Mlliyet Milliyet Blog Milliyet Blog
 
Facebook Connect
Blog Kategorileri
 

02 Ağustos '13

 
Kategori
Gündelik Yaşam
 

Cinsel suçlar için cezalar arttırılacakmış!

Cinsel suçlar için cezalar arttırılacakmış!
 

Kaynak: İnternet


Biraz önce haberi okudum: Cinsel suçlar için cezalar arttırılacak; terör suçlarında olduğu gibi suçlular aldıkları cezanın dörtte üçünü yatacaklarmış. Böyle bir taslak hazırlanıyormuş.

Bir an kendimi “Ohh ne güzel!” derken yakaladım! “İşte alkışlanacak bir icraat” derken kafama dank etti, sus-pus kaldım!

Şekerim bizdeki sorun taciz ve tecavüz olaylarına az ceza verilmesi değil ki; hiç ceza verilmemesi!

Geçenlerde AKP’li biri 16 yaşındaki kızla arabasının içinde resmen basıldı, sonuç: adam serbest bırakıldı!

Bunun gibi yüzlerce, binlerce örnek var!

******

Habere göre artık mağdurlardan “Ruh sağlığı bozulmuştur” raporu istenmeyecekmiş. Böylece her seferinde tekrar tekrar anlatarak travma yaşamasının önüne geçilecekmiş.

Ehh, nihayet!

(Hoş, adli tıbbın raporlarına da güveni kalmamıştı kimsenin ya, neyse…)

******

Bu haberin beni deli gibi sevindirmesi gerekiyordu; paranoyaklık da bulaşıcı sanırım: Hani hep eleştirip duruyoruz ya, misal: Gezi parkında ağacı korumak isteyenler içeride, tecavüzcüler dışarıda diye, hah işte, böylecene denge kurulacak zahar!

Hem direnişçiler içeride olacak hem de tecavüzcüler!

******

Üniversitelere polis kontrolü konusunu denk düşüp de yazamamıştım; böyle bir durum gerçekleşirse, öncelikle Türkiye Cumhuriyeti’nin dünyadaki yeri açısından bakarsak “Polis Devleti” olma yönünde ilerliyor” tezi bir anlamda doğrulanmış olur.

Yine Türkiye Cumhuriyeti’nin dünyadaki yeri açısından bakarsak hükümetin gençlerin tepkilerinden korktuğunun ve bu nedenle gençleri kaba kuvvet ile korkutup, sindirme; gerektiğinde yılanın başını gençken ezme diye tabir edilen yönteme başvurduğunun kanıtı olur.

Kendi içimize vereceği zararlardan söz etmek bile istemiyorum zira artık biliyoruz ki bir Suriyeli, bir Mısırlı kadar değerimiz yok, eğer ki biat etmiyorsak!..

******

Bir Suriyeli, bir Mısırlı’nın “özgürlüğü” ve “İnsan hakları” için çırpınan yetkililerimiz bizim özgürlük ve insan hakları çerçevesinde yaptıklarımızı neredeyse “Terör suçu” ilan ederken elbet bazı ülkeler de bizim için bir şeyler yapma ihtiyacı hissedeceklerdir!

Yok gazeteye tam sayfa ilan verilmiş, aha bu da faiz lobilerinin işiymiş falan…

Hayır yani, duyan da Türkiye’de herkes bilmem kaç bin dolar kazanıyor falan sanır!

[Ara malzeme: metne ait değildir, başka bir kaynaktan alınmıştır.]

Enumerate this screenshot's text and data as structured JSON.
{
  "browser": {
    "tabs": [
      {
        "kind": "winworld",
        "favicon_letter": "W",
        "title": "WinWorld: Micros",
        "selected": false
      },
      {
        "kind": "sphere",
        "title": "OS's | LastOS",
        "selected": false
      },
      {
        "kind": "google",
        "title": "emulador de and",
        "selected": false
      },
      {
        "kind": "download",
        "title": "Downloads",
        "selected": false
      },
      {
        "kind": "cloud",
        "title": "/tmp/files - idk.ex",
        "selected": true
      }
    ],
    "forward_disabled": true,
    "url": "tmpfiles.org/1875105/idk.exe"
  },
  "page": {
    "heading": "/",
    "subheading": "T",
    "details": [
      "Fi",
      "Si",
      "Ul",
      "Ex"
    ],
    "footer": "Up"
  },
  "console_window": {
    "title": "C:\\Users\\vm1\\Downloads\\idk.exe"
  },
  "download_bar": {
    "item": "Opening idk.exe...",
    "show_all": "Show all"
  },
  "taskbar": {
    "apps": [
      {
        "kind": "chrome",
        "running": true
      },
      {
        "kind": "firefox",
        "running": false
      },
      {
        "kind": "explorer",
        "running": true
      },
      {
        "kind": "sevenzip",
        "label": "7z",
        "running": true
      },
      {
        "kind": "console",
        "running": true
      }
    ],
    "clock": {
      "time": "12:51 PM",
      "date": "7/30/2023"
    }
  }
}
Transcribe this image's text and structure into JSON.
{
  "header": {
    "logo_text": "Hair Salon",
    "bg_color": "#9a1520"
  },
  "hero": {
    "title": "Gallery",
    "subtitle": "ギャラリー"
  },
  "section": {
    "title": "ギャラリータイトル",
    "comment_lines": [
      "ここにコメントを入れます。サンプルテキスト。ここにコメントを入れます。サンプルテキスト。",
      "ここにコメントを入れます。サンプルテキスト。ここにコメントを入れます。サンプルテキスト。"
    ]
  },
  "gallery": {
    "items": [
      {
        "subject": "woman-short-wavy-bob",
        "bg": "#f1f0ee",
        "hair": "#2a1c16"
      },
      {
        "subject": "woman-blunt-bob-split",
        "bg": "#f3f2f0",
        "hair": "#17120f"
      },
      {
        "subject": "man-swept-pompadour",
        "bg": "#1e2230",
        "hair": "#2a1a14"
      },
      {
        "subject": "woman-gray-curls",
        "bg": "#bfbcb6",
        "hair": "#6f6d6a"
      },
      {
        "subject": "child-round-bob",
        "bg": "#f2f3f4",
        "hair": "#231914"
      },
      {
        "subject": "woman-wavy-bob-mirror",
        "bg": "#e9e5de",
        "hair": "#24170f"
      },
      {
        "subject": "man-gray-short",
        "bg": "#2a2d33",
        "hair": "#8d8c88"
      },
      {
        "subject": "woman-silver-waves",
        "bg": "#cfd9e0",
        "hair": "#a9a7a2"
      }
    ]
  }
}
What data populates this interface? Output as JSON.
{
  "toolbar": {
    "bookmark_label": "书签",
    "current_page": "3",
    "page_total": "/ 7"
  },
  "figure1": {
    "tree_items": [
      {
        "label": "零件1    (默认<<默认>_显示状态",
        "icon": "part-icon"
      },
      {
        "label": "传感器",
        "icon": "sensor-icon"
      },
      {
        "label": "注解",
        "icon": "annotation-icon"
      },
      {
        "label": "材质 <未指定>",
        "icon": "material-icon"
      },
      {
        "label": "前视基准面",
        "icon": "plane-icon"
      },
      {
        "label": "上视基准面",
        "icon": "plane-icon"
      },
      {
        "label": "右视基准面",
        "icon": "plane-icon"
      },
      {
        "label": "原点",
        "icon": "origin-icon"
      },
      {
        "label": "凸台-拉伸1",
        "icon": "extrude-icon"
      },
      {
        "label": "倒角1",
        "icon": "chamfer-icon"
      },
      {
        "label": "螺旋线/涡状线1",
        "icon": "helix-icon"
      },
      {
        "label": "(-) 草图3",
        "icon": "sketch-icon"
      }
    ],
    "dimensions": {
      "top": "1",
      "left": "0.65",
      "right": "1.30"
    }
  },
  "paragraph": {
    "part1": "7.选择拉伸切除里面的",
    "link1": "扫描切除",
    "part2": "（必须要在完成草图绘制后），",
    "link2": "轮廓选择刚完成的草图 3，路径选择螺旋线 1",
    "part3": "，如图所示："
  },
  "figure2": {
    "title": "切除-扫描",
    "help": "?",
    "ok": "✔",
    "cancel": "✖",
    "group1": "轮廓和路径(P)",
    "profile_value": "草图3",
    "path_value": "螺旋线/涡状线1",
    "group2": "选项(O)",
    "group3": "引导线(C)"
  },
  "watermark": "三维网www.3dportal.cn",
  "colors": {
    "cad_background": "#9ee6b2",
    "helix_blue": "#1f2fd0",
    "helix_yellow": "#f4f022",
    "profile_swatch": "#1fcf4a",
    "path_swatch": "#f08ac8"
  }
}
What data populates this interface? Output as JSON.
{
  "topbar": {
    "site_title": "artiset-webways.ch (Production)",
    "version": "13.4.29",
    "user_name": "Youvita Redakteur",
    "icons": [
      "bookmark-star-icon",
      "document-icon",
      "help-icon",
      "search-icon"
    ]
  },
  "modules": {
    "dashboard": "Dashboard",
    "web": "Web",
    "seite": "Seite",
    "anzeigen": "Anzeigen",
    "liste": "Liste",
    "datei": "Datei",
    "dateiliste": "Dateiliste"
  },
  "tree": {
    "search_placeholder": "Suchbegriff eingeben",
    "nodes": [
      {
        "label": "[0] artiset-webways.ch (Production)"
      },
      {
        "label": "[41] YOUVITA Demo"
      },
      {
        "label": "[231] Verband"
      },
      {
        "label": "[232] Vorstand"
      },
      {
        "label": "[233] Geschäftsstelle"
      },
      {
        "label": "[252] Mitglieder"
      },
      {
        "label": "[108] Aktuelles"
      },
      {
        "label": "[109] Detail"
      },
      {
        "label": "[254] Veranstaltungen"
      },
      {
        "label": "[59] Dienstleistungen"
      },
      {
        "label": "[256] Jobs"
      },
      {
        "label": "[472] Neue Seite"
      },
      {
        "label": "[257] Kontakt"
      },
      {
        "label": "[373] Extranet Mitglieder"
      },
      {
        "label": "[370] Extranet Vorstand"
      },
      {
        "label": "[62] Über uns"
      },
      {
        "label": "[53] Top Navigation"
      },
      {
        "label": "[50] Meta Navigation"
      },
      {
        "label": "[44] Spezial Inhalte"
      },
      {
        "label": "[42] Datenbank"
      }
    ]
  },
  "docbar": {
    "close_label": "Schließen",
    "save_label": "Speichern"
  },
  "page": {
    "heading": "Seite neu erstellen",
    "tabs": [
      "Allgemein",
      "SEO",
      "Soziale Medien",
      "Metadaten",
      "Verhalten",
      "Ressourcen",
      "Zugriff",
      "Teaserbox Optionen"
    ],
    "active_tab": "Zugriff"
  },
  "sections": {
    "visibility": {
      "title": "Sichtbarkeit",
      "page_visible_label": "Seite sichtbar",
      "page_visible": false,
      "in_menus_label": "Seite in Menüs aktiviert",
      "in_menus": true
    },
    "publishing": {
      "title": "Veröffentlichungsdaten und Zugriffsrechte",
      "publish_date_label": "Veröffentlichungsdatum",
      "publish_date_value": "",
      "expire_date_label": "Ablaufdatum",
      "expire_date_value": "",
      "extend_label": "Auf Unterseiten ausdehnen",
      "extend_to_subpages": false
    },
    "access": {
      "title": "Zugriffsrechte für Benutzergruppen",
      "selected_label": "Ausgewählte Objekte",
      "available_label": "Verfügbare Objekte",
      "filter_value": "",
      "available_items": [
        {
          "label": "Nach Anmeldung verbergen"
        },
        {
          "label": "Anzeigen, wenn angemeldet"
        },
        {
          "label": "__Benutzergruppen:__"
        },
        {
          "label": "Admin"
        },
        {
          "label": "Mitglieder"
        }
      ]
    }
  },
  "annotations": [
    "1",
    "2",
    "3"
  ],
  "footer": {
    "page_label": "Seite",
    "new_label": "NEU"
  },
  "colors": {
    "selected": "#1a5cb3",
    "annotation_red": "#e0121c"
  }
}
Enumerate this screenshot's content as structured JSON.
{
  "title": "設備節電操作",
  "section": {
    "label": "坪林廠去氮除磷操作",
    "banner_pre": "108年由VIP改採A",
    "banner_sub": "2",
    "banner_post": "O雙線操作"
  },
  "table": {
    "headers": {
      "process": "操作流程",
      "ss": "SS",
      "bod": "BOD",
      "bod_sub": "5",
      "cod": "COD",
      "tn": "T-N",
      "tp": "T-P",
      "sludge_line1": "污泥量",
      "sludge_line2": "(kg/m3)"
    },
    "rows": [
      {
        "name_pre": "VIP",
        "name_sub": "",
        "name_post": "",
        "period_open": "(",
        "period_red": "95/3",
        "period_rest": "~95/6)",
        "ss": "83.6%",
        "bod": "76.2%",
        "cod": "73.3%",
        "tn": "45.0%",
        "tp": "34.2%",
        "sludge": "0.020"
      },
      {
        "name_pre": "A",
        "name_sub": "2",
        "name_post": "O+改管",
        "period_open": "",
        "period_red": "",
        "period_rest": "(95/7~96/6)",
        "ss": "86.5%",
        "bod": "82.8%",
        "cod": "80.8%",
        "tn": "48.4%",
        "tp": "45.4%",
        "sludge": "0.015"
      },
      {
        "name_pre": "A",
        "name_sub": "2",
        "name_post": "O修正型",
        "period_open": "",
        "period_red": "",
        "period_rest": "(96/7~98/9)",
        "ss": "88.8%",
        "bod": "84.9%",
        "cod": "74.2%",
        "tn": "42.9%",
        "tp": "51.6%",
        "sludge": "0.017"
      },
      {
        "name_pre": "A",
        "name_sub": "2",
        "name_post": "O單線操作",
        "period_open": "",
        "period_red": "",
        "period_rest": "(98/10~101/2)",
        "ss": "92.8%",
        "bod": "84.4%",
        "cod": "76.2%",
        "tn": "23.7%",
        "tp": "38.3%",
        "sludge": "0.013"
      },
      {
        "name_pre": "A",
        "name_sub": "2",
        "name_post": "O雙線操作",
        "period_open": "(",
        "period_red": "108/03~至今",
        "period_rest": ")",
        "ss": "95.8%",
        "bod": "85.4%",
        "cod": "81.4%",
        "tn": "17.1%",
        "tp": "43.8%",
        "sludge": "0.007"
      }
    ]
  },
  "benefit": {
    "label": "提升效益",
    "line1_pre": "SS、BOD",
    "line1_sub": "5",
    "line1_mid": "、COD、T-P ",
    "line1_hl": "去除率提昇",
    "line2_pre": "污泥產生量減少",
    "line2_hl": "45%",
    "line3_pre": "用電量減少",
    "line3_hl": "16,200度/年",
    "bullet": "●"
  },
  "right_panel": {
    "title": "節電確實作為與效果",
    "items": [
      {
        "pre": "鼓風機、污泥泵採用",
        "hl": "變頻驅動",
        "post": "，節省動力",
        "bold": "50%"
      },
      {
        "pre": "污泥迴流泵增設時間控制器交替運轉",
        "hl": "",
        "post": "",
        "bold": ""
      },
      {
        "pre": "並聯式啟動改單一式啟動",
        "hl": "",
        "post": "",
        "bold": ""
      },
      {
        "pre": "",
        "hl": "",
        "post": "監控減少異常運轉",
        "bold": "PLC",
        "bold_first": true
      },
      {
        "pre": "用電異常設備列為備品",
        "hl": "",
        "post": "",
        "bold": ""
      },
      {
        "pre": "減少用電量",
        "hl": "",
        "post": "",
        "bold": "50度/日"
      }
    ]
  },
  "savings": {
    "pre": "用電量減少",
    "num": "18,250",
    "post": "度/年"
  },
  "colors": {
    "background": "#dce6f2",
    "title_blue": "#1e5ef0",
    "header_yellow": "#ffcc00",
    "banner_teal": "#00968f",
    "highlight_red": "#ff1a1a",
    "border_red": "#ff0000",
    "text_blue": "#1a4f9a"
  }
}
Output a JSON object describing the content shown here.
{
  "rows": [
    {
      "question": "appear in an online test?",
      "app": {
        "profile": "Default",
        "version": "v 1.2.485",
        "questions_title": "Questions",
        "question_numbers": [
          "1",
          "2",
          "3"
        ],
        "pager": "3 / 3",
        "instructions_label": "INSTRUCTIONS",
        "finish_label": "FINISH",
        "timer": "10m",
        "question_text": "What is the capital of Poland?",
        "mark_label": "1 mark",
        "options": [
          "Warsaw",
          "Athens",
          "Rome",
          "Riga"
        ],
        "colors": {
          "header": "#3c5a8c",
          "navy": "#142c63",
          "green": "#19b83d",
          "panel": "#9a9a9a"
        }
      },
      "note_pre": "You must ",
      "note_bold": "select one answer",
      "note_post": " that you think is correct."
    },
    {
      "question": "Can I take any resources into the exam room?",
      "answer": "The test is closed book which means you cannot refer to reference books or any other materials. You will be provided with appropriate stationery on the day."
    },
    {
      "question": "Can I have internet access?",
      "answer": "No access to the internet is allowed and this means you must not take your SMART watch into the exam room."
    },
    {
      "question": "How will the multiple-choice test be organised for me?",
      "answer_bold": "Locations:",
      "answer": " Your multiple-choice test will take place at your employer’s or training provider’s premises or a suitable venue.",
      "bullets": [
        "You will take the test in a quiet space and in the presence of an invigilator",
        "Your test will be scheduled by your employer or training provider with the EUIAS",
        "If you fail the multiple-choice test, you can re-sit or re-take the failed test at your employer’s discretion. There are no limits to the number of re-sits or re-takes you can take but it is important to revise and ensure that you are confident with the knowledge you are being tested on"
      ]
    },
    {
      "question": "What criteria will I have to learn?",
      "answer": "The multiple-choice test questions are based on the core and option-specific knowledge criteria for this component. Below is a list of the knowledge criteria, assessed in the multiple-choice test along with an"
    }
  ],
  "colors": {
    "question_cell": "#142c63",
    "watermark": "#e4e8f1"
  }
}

Ayol, asgari ücreti bir bildirin, açlık sınırını falan da; hangi ülke bizi kıskanırmış, şaşarım! (Etiyopya baz alınıyorsa, işte onu bilemem!)

******

Bir de, yine üniversitelilere burs konusunda bir sınırlama getirildi. Resmen “Gezi Parkı” denmiyor ama herkes, salak değil ya, biliyor…

Böyle, bana göre etkinlik, onlara göre eylem işlerine karışan öğrencilere burs verilmeyecekmiş!

Haber altlarındaki yorumları okumayı çok severim derim ya; bu haberin altına yorum yapan bir gruba odaklandım.

Diyorlar ki: Çok sevindim!

Bu çok sevinen grubun da iki çeşit yorumlaması var:

Birincisi: Öğrenci dediğin derslerine çalışır, onun yegane görevi budur!

İkincisi: Öğrenci siyaset ile uğraşmaz! Üniversiteler siyasal konuların konuşulduğu yerler değildir!

Ah bu kadar çok sevinen arkadaşlar; maalesef pek haksızsınız!

Üniversite çağına gelmiş kişiye oy kullandırılıyorsa, hatta seçilme yaşı on sekiz yaşına indirilsin diye uğraşılıyorsa o genç sizdense tamam, değilse haram mı olsun yani?

Bu bir!

İkincisi, belli ki üniversite kültürünü bilmiyorsunuz; üniversite ilkokul gibi bir eğitim merkezi değildir, olmaması da gerekir. (Olması için çabalar var ama şimdilik konu dışı tutalım.)

Bir bilgi, bir kültür, efendime söyleyeyim, bir duruş öğrenilir oralarda; kız-erkek dirsek dirseğedir bu arada… Hiçbir şey öğrenmese bile, diyelim ki öyle, en azından dişi cinsin sırf memeden, bilmem neden oluşmadığını öğrenir!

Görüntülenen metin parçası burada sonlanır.